An appraisal of real estate is the valuation of the rights of ownership. The appraiser must define the rights to be appraised. The appraiser does not create value, the appraiser interprets the market to arrive at a value estimate. As the appraiser compiles data pertinent to a report, consideration must be given to the site and amenities as well as the physical condition of the property. Considerable research and collection of data must be completed prior to the appraiser arriving at a final opinion of value. Using three common approaches, which are all derived from the market, derives the opinion, or estimate of value.

The first approach to value is the COST APPROACH. This method derives what it would cost to replace the existing improvements as of the date of the appraisal, less any physical deterioration, functional obsolescence, and economic obsolescence. The second method is the COMPARISON APPROACH, which uses other ‘bench mark’ properties (comps) of similar size, quality and location that have recently sold to determine value.

The INCOME APPROACH is used in the appraisal of rental properties and has little use in the valuation of single-family dwellings. This approach provides an objective estimate of what a prudent investor would pay based on the net income the property produces.

Once the processor has put together a complete package with all verifications and documentation, the file is sent to the lender. The underwriter is responsible for determining whether the package is deemed an acceptable home loan. If more information is needed, the loan is put into ‘suspense’ and the borrower is contacted to supply more information and/or documentation.
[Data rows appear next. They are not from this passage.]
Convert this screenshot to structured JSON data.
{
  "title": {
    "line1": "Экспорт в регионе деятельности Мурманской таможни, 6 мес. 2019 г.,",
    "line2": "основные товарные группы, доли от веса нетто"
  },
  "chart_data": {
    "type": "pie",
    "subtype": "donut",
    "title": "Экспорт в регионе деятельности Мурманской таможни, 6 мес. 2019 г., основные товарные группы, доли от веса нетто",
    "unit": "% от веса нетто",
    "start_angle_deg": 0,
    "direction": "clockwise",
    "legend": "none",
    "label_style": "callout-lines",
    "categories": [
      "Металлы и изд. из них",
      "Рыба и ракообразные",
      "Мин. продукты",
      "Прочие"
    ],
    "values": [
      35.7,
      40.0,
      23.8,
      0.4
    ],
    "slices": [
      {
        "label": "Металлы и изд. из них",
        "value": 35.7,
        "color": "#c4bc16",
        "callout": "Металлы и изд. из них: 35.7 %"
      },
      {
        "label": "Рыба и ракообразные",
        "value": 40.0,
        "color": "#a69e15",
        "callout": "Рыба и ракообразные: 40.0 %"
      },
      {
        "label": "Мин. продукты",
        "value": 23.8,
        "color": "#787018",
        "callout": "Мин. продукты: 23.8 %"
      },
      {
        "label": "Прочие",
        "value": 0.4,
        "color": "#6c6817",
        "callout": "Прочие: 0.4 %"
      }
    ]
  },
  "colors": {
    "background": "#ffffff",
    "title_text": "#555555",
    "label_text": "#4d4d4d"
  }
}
If the mortgage loan is acceptable as submitted, the loan is put into an ‘approved’ status.

Once the home loan is approved, the file is transferred to the closing and funding department. The funding department notifies the broker and closing attorney of the approval and verifies broker and closing fees. The closing attorney then schedules a time for the borrower to sign the loan documentation.

At the closing the borrower should: Bring a cashiers check for your down payment and closing costs if required. Personal checks are normally not accepted and if they are they will delay the closing until the check clears your bank. Review the final loan documents. Make sure that the interest rate and loan terms are what you agreed upon. Also, verify that the names and address on the loan documents are accurate. Sign the loan documents. Bring identification and proof of insurance.

After the documents are signed, the closing notary returns the documents to the lender who examines them and, if everything is in order, arranges for the funding of the loan. Once the loan has funded, the closing attorney arranges for the mortgage note and deed of trust to be recorded at the county recorders office. Once the mortgage has been recorded, the closing attorney then prints the final settlement costs on the HUD-1 Settlement Form. Final disbursements are then made and this is when you get the keys to your new house (or this is when your loan if refinancing).